Diageo, other drinks firms cheer ladies' nights in India

Drinking

Women who drink, long portrayed as less than respectable by Bollywood movies and still wary of entering most watering holes, are becoming big business in socially conservative India.

Makers of alcoholic beverages, including global No.1 Diageo, are taking notice of this small segment of India's $10 billion drinks industry that is growing more than twice as fast as the overall sector and presents a significant, if delicate, market opportunity.

With more women in the organised workforce, gaining financial independence and interacting with their male counterparts in social and professional settings, the idea of them drinking is slowly gaining acceptance.

"As recently as in my mother's generation it was frowned upon, and it is now perfectly acceptable to have a glass of champagne or white wine," said Rajeev Samant, founder and chief executive of Sula Vineyards, the largest domestic wine maker.

Two years ago Sula launched Dia, a light, slightly sparkling wine aimed at female drinkers that comes in a slender bottle with pastel-coloured labelling and has a lower alcohol content. The company is adding more low-alcohol options and expects women to account for roughly one-third of sales this year.

COCKTAIL CULTURE

French drinks group Remy Cointreau, whose Cointreau is an ingredient in a Cosmopolitan, the signature cocktail of the TV show "Sex and the City", launched the orange liqueur in India three years ago to tap the burgeoning women's market.

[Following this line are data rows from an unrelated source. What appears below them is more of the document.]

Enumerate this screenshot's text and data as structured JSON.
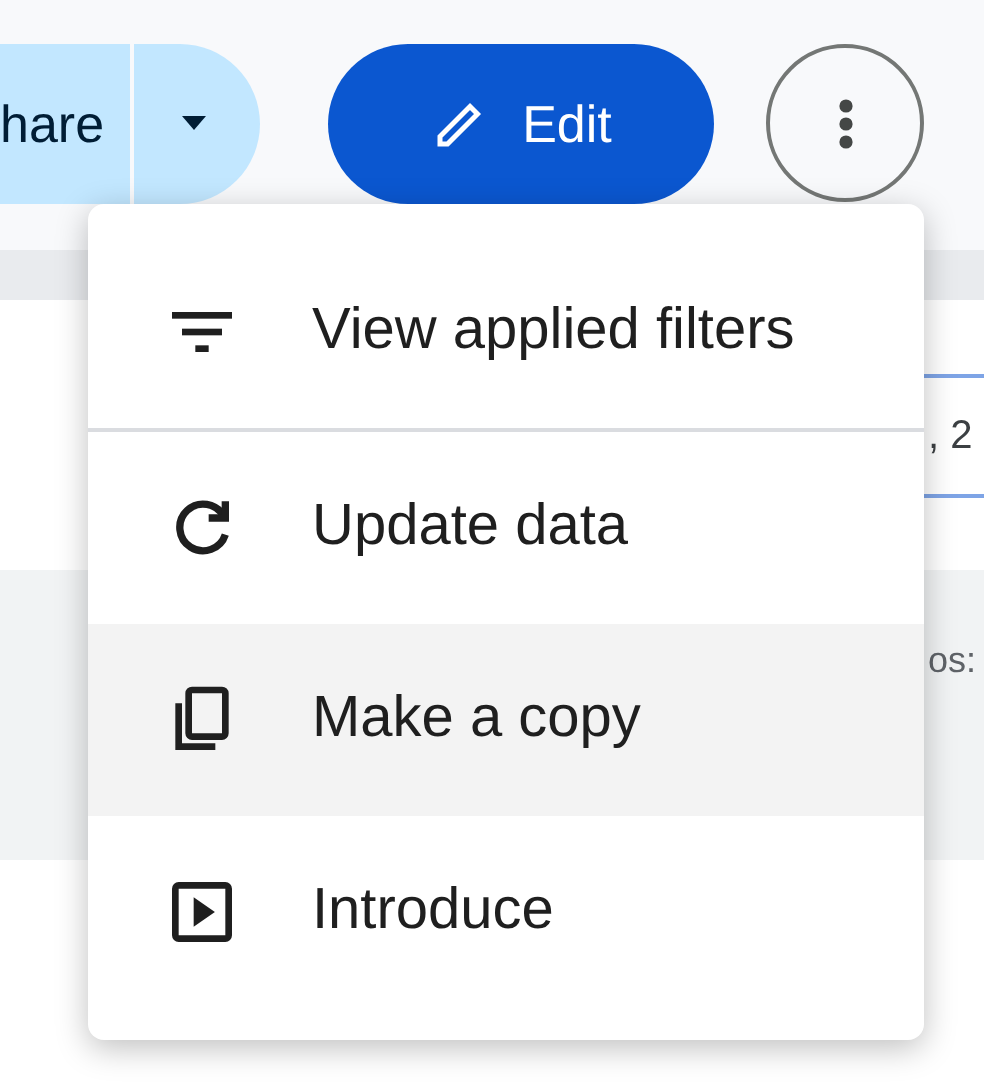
{
  "toolbar": {
    "share_button": {
      "label": "hare"
    },
    "edit_button": {
      "label": "Edit"
    }
  },
  "background": {
    "field_value": ", 2",
    "row_text": "os:"
  },
  "menu": {
    "items": [
      {
        "kind": "filter",
        "label": "View applied filters",
        "highlighted": false,
        "divider_after": true
      },
      {
        "kind": "refresh",
        "label": "Update data",
        "highlighted": false,
        "divider_after": false
      },
      {
        "kind": "copy",
        "label": "Make a copy",
        "highlighted": true,
        "divider_after": false
      },
      {
        "kind": "present",
        "label": "Introduce",
        "highlighted": false,
        "divider_after": false
      }
    ]
  }
}
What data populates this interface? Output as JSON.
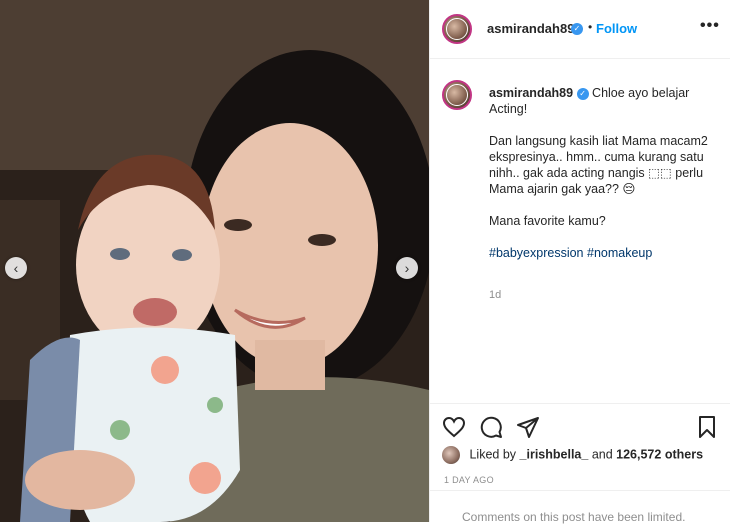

"There is a rise in the cocktail culture and a significant part of that is because of women," said Rajesh Grover, marketing manager for the Indian subcontinent at Remy Cointreau, which holds promotional events that offer steeper discounts to women wearing higher heels.

Still, despite boasting the world's largest whiskey market, Indians are overall among the world's lowest consumers of alcohol. Only 30 percent of men and 3 percent of women have at least one drink a year, according to the India Centre for Alcohol Studies (INCAS), a government research body.